Once these components are known, the test statistic \( t \) is computed using the formula:
\[ t = \frac{\bar{d} - 0}{s_d/\sqrt{n}} \]
In this exercise, the computed test statistic was found to be approximately \(-2.313\). This signifies how many standard deviations the sample mean difference is from zero (our null hypothesis mean). By comparing this test statistic to the critical value, we determine whether to reject or fail to reject the null hypothesis.

Decision Rule

The decision rule is a straightforward guideline indicating whether to reject or accept the null hypothesis.

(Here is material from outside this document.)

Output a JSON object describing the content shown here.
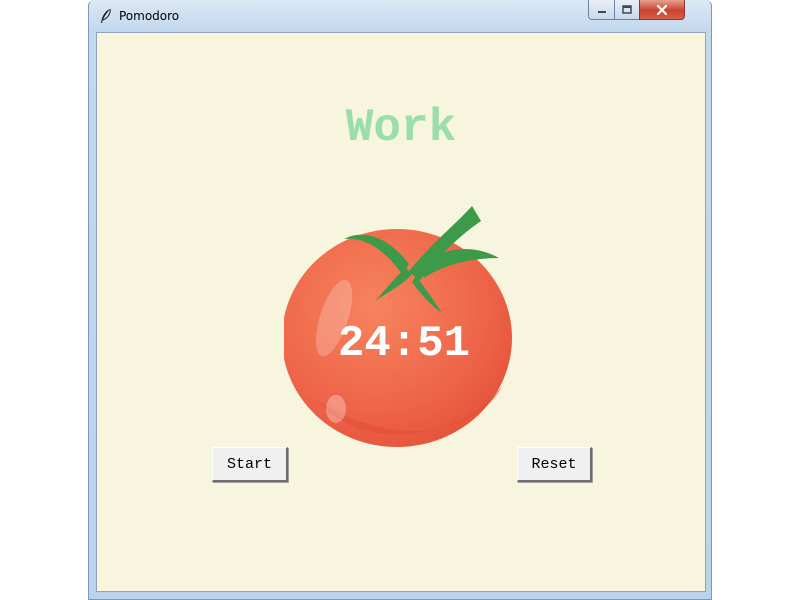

It hinges on the comparison between the test statistic and the critical value drawn from the distribution.
In our analysis, we obtained a test statistic of \(-2.313\) and a critical value of \(-1.895\). The rule states that if the test statistic is less than the critical value, the null hypothesis should be rejected. This rule is rooted in the idea that a test statistic exceeding the critical threshold demonstrates sufficient evidence against the null hypothesis.
Applying the rule here, since \(-2.313\) is indeed less than \(-1.895\), we have solid grounds to reject the null hypothesis. Thus, it can be concluded with confidence that the exercise program has a statistically significant effect in reducing the number of visits to the physical therapist.